While this legislation was well-intentioned, it is clear with hindsight that nobody really had a clear idea what the results would be. In practice, what happened is that the “Big Six” sold their brewing interests to the giant international brewers, while most of their pub estates ended up in the hands of pub companies such as Punch Taverns and Enterprise Inns. Their prime raison d’etre was to replicate the tied house model that the big brewers had enjoyed, and it is hard to argue that, over the years, they haven’t had a negative effect on the pub trade.
They took on large quantities of debt in order to expand their estates, and were then caught out by the double whammy of the smoking ban and the worldwide recession and left teetering on the verge of bankruptcy. Both Punch and Enterprise have only been able to survive through emergency debt restructuring. This left them woefully short of money to invest in their estates, and they have been forced to sell off many of their best properties to family brewers or managed house operators.
The Beer Orders were revoked in 2003, so since then there was been nothing to prevent the major international brewers rebuilding tied estates in the UK. However, the dire state of pub company finances has probably put them off until now. Heineken retained the rump of the former Scottish & Newcastle pub operation under the banner of Star Pubs and Bars, and so were always the best placed to make a move. Selling out to a brewer with deep pockets is probably going to be the best exit strategy for long-suffering pubco investors.

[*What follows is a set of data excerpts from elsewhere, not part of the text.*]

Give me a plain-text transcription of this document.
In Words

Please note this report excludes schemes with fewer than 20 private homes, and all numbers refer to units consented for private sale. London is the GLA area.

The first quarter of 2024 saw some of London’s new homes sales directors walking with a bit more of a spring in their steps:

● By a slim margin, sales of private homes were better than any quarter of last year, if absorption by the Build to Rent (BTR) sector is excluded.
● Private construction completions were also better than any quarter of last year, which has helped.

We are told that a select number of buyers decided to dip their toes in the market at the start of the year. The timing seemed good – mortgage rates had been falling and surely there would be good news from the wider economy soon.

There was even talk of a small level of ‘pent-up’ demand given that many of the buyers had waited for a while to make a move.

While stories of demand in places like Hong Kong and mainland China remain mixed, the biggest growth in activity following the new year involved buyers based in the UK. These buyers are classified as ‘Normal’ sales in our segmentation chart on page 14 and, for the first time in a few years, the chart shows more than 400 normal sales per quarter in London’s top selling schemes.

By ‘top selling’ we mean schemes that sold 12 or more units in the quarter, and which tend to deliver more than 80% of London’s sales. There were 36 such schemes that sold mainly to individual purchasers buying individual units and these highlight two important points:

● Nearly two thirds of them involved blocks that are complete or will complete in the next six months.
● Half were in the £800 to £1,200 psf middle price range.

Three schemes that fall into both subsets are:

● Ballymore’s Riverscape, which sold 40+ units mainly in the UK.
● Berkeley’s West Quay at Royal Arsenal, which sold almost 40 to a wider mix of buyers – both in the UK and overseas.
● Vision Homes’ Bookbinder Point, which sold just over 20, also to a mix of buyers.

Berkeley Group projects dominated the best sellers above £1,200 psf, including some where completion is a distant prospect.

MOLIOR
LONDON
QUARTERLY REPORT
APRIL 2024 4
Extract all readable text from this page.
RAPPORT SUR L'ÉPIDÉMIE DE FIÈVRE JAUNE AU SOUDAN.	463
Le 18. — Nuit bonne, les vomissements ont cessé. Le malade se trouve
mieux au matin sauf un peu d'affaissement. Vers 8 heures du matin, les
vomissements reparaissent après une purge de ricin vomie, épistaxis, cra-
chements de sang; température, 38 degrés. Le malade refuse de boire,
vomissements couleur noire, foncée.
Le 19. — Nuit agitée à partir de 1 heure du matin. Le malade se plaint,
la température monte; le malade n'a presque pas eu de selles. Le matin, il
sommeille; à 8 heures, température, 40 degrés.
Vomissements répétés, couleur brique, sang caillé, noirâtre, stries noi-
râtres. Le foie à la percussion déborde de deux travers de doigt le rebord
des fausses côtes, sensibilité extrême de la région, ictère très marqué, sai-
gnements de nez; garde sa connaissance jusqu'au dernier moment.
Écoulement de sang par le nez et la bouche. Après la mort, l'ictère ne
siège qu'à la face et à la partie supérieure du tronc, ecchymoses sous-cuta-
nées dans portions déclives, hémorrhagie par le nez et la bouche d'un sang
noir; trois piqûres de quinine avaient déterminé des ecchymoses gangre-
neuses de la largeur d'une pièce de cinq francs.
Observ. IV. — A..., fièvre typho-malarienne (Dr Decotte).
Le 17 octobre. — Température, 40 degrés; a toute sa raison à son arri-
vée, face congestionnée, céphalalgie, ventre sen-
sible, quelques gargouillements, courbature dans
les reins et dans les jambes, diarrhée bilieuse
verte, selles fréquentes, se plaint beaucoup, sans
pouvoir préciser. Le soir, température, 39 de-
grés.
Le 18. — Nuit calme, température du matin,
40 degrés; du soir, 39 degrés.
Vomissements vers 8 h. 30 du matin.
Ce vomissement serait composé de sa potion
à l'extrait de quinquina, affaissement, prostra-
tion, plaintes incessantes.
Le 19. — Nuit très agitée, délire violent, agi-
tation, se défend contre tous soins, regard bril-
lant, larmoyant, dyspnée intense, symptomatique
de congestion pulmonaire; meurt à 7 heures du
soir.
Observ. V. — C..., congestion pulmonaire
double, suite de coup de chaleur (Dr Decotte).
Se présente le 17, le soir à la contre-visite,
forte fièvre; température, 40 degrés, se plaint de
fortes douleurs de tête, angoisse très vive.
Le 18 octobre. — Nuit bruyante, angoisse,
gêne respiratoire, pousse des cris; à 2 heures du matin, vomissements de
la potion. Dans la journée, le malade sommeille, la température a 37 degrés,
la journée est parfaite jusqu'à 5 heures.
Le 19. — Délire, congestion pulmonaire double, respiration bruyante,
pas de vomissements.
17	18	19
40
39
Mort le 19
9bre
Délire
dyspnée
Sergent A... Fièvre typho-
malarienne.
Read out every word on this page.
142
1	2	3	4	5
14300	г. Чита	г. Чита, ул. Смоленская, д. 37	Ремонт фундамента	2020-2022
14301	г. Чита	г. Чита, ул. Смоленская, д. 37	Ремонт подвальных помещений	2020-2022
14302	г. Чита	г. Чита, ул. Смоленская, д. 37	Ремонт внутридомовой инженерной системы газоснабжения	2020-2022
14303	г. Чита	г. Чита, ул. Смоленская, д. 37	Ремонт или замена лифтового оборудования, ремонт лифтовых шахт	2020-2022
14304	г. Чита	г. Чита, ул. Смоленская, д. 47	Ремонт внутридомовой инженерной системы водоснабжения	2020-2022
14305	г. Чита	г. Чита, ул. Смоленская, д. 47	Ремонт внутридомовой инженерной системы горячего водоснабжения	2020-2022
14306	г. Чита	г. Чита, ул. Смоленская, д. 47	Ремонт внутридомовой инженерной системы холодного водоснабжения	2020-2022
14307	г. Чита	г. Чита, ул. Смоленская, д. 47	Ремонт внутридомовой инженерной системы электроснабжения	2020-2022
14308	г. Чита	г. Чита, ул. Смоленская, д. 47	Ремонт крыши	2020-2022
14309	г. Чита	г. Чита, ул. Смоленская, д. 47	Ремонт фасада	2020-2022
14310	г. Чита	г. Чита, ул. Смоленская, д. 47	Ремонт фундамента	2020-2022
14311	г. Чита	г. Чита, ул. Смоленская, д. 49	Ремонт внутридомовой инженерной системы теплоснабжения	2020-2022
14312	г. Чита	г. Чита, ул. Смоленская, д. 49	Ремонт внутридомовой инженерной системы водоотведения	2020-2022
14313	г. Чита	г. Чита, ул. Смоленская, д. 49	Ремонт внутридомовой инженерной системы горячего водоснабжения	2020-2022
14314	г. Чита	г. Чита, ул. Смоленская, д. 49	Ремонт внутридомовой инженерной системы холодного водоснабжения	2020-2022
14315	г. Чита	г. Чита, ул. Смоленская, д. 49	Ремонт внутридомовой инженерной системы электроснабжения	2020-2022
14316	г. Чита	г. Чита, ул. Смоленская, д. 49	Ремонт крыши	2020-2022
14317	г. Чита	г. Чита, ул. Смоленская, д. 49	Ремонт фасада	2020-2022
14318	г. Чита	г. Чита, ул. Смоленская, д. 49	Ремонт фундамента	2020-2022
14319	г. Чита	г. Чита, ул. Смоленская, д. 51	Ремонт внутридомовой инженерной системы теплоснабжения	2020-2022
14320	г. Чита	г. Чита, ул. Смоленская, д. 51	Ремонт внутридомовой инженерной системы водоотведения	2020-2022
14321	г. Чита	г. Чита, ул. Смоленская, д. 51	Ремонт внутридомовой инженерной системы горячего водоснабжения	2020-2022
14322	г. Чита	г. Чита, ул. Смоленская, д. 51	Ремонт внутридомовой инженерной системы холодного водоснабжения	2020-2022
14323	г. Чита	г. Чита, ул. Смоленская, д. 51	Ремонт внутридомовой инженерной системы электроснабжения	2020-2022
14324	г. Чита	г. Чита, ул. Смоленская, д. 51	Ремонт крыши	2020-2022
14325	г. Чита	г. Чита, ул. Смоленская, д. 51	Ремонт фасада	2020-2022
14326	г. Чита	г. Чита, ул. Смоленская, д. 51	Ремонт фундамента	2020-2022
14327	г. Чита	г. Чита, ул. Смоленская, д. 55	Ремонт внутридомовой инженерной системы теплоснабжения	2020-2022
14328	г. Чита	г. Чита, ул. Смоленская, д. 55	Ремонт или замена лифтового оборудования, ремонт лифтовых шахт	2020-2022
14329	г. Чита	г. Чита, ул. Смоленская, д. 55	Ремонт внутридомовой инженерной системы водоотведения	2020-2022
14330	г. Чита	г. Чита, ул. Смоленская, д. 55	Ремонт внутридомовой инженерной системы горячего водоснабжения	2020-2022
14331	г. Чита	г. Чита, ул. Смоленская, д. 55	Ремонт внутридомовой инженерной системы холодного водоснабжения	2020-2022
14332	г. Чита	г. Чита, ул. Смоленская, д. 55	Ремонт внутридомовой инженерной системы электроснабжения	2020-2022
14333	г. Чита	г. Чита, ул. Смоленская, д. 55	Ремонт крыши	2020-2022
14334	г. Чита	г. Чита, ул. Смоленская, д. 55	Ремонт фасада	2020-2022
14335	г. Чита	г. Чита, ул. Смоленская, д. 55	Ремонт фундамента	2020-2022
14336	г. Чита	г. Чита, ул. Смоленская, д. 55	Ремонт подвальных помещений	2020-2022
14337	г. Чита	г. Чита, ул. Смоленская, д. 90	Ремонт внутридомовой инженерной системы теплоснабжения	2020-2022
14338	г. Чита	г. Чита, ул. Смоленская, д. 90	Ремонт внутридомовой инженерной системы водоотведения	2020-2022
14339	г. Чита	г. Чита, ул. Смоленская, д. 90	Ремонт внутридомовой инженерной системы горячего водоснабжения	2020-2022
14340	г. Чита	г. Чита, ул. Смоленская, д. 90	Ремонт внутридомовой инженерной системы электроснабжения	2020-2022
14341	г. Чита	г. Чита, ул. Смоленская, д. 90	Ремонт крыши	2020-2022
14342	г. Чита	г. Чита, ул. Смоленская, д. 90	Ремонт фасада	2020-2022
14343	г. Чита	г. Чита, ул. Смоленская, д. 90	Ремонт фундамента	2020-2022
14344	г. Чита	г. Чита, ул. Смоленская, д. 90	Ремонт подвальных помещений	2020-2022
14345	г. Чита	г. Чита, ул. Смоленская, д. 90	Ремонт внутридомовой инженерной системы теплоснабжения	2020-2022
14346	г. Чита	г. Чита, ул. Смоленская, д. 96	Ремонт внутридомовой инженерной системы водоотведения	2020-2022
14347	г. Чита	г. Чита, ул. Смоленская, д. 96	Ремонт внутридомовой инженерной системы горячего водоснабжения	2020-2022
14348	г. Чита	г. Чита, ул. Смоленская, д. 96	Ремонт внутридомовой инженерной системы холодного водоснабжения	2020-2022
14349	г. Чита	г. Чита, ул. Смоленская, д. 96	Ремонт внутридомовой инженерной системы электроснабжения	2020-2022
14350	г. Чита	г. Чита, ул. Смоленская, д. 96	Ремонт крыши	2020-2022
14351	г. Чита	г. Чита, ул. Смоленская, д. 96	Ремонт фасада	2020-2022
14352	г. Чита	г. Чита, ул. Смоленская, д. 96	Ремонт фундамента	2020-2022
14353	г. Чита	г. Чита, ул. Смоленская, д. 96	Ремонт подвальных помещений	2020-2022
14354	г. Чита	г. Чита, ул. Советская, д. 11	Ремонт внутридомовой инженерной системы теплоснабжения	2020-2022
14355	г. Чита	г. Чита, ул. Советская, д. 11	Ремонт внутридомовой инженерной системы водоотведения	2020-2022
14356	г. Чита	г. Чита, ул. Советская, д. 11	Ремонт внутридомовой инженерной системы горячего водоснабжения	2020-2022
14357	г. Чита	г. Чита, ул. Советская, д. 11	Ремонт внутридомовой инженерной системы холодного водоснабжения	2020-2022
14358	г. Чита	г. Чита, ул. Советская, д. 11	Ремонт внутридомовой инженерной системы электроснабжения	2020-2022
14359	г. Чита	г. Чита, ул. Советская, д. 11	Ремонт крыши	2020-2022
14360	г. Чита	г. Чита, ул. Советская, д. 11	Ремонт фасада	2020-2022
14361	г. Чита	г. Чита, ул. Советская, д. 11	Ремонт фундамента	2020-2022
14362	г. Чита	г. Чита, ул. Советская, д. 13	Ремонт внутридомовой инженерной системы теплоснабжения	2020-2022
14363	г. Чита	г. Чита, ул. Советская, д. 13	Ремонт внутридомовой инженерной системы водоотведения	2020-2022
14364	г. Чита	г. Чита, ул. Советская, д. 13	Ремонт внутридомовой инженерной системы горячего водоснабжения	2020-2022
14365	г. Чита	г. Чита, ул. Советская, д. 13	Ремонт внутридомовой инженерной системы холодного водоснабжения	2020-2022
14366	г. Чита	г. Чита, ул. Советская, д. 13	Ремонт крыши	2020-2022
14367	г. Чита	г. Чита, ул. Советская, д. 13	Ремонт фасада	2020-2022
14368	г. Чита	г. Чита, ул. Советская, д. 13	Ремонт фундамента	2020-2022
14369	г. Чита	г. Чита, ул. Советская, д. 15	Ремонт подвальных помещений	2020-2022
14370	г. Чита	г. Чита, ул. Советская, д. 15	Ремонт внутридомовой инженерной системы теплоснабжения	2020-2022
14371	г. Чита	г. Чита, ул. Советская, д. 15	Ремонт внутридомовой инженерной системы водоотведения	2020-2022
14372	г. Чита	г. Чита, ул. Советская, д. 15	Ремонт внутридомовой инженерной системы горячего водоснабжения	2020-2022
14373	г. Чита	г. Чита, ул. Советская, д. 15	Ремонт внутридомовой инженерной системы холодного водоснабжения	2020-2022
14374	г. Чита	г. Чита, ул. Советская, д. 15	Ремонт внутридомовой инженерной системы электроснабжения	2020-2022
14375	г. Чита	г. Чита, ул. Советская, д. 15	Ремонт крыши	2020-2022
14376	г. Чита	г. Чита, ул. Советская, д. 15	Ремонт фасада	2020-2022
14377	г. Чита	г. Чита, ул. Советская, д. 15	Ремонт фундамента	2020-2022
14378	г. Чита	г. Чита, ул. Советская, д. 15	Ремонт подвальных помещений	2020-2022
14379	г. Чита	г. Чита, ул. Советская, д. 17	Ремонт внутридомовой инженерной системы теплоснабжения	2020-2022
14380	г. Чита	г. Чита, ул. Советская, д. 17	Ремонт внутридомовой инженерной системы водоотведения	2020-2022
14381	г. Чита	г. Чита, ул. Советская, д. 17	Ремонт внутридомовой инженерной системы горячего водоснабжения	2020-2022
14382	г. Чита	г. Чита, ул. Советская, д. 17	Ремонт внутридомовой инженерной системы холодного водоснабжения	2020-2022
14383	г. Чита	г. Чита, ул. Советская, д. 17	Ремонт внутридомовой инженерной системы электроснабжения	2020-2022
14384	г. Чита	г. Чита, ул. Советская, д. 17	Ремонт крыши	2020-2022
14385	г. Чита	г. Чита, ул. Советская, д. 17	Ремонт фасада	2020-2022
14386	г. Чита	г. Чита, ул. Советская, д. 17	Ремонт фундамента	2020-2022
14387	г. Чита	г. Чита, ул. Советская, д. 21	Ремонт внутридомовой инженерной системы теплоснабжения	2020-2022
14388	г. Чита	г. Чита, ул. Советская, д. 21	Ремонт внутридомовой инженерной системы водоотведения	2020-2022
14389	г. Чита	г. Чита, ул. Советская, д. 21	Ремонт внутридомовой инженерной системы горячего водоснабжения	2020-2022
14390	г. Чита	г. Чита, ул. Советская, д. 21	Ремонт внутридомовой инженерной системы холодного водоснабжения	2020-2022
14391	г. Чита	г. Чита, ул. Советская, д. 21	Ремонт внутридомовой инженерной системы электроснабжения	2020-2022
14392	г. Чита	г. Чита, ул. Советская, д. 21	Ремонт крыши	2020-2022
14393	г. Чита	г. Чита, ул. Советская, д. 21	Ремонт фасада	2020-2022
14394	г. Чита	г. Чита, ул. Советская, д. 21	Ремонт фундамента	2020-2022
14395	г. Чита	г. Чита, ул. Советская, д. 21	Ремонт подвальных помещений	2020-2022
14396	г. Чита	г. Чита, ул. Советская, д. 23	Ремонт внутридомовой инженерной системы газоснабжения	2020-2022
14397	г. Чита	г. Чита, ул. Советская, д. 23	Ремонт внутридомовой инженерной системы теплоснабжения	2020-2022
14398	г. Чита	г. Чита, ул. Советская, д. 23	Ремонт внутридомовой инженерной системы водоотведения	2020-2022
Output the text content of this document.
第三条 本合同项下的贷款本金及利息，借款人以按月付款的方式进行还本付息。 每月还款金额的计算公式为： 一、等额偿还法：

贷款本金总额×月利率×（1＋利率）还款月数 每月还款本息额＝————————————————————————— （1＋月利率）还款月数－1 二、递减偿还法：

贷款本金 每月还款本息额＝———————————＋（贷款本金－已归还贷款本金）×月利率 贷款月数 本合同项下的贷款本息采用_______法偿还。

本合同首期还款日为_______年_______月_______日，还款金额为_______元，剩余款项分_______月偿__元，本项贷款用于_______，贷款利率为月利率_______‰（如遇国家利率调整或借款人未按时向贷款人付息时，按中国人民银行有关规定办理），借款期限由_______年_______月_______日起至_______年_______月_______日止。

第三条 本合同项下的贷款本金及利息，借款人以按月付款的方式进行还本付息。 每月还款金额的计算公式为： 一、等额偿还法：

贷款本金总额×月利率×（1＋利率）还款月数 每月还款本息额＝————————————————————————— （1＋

One inevitable result, though, is that the old issues about restricting supply of certain products will reappear, with the Sunday Times reporting that the move may threaten the availability of Carling, the UK’s best-selling beer, in the former Punch estate. This could prompt the brand owners Molson Coors (who also own Doom Bar) to take steps to protect their own position. I would expect pub operators to recognise, though, that restricting the range of products too far doesn’t help business.
On balance, I would say it is preferable for breweries to be running pubs than pubcos, as they will have more of an interest in actually growing trade rather than just looking at the estate as a property portfolio, and will also have more money to invest. Many pubco leased pubs are now looking distinctly shabby compared with those owned by the family brewers. However, it will be important for the competition authorities to keep a close eye on the market to ensure that the old problems of oligopoly of supply and local dominance do not resurface. It would certainly not be good news if we saw one of the international brewers bidding for Marston’s or Greene King, or indeed for Wetherspoon’s.
But, within a few years, will we have seen the end of the large non-brewing leased pub company, something that only sprang into being in the first place as a response to the Beer Orders?